The newly discovered long-extinct species is described as a “large arachnid-like arachnid” with “distinctive large spines on the legs” by the study’s authors. They were unable to place the creature in any known arachnid order because the specimen lacked mouthparts, which scientists use to classify it.
“You see kind of spiny legs in some spiders, but we’ve never seen one that had these big spines all the way through, at least the first parts of the legs,” said Dr.
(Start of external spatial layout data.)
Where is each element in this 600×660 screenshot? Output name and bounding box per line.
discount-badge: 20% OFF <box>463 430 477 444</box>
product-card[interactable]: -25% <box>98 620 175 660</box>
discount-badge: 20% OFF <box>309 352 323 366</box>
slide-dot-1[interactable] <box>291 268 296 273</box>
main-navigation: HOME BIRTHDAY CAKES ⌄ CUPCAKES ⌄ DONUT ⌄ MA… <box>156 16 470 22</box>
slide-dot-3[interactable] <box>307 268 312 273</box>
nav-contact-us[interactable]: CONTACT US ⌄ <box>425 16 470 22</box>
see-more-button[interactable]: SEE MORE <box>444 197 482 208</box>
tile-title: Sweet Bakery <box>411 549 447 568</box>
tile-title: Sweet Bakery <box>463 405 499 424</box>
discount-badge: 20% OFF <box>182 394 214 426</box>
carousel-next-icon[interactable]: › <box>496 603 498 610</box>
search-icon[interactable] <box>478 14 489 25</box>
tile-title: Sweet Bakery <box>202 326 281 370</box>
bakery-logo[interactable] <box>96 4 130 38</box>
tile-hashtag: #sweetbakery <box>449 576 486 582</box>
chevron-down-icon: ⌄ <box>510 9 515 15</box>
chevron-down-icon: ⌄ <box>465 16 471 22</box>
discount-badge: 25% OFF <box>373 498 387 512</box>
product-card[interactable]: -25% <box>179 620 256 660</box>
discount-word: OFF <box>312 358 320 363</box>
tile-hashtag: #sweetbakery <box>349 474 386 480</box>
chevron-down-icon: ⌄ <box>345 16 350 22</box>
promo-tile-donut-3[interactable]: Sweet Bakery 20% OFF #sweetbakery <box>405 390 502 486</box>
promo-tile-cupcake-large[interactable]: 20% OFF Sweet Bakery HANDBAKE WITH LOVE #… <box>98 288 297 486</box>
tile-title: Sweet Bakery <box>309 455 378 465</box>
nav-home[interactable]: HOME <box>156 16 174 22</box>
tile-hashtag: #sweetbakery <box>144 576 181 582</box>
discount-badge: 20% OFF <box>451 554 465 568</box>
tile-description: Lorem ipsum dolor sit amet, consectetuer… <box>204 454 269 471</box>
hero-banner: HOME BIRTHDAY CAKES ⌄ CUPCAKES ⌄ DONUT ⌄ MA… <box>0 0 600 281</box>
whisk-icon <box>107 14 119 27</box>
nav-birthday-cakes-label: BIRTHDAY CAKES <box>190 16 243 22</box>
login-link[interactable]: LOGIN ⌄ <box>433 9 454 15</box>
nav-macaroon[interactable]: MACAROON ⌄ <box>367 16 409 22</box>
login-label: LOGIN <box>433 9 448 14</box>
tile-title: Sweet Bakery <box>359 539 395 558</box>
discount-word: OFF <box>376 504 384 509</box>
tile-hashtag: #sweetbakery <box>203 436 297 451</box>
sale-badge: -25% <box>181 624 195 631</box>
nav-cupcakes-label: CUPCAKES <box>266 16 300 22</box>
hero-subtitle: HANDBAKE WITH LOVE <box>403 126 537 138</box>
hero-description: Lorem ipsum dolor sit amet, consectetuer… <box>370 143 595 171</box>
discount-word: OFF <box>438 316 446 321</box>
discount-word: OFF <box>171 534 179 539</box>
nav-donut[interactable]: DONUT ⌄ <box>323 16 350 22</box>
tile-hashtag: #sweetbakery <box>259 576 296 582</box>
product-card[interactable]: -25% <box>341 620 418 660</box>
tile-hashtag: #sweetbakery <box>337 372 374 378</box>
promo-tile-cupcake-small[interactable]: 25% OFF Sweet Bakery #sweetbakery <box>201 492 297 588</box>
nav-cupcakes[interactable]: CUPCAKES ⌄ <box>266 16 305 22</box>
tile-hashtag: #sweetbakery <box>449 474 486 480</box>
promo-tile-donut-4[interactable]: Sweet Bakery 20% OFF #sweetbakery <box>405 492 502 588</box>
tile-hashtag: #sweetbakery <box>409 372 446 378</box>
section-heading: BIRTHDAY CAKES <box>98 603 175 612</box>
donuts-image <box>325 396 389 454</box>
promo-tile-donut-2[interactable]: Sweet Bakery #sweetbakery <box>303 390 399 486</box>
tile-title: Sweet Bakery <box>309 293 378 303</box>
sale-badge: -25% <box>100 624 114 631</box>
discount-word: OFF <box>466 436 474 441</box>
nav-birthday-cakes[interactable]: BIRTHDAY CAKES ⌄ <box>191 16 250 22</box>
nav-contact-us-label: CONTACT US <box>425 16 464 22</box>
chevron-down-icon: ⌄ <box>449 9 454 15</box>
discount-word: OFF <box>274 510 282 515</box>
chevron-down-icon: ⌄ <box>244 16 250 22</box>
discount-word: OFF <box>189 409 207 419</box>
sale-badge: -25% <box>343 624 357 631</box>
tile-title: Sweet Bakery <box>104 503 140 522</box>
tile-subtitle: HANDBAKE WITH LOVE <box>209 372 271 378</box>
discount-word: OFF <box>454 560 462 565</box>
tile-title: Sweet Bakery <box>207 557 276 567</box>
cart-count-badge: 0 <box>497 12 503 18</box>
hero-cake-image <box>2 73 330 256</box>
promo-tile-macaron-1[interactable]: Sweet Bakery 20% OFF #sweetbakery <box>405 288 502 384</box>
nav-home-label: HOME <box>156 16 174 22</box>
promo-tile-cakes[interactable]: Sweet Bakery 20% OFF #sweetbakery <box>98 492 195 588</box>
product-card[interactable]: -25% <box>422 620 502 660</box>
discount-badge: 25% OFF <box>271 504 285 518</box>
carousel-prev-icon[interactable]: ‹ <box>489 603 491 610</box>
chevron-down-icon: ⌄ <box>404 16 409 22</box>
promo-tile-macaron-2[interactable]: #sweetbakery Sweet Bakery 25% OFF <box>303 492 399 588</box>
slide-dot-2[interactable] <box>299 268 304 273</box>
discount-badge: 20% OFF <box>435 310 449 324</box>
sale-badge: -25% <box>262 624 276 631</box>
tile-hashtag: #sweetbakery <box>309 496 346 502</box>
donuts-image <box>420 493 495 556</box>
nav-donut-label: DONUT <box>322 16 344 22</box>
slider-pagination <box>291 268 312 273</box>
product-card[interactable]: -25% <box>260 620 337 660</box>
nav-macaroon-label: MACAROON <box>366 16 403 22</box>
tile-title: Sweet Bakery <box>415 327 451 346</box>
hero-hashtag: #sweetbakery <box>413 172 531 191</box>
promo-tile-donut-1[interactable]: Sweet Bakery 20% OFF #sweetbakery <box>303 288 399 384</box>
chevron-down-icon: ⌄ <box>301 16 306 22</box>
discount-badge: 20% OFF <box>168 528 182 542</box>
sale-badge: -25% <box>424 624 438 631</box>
Jason Dunlop, curator of spiders and hundreds of legs at the Nature Museum in Berlin and co-author of the study. “It’s absolutely amazing,” he told CNN on Friday.
“We looked at it twice and said, ‘What are we looking at here?’
Paleontologist Bob Macek first discovered the specimen in the 1980s in fossil deposits preserved in Mazon Creek Lagerstadt, Illinois. (The German word is a term paleontologists use to describe an exceptional site containing many perfectly preserved fossils.) However, it was not until 2023 that it became clear that the specimen was a newly discovered species, and was donated for research by fossil collector David Douglas, who acquired it from Masick.
The researchers then examined the fossil and photographed it using a camera attached to a microscope.
They found that the creature was “clearly something very different from any previously described spider”, and had spiny legs resembling some modern spiders. Harvest spiders But with a different body type.
Paul Selden / Naturkunde Museum
Scientists believe that the spiny legs were for defensive purposes.
Dunlop said it was likely that the creature used its spines for defensive purposes rather than attacking other animals, similar to hedgehog spines today.
“It means that if something tries to bite it, it grabs the spines in its mouth. “We’re talking about handling time, which means if you want to eat something spiny, it takes longer because you have to break the spines or bite off the parts that don’t have On thorns.”
“We can guess that there were scorpions and other spiders around,” Dunlop said, as well as primitive lizard-like animals or large amphibians that hunted these spiders, but it’s not possible to know for sure.
Without its mouthparts, researchers cannot identify its closest relative, but they hypothesize that it could belong to a broader group including spiders, whip spiders, and whip scorpions.
Paleontologists have only found this particular species in North America so far, but it could “appear elsewhere” in northern Europe as well, Dunlop said.
“There was probably a huge area across much of what is now Europe and North America, which was a kind of giant tropical rainforest, and wherever there is coal today, you have a reasonable chance of finding these fossils (spiders, plants, insects).” he added.
Eventually, researchers named this species Douglassarachne acanthopoda. The genus name honors the Douglas family, which donated the specimen to the Field Museum of Natural History in Chicago, and the species name refers to the spines that make this spider so distinctive.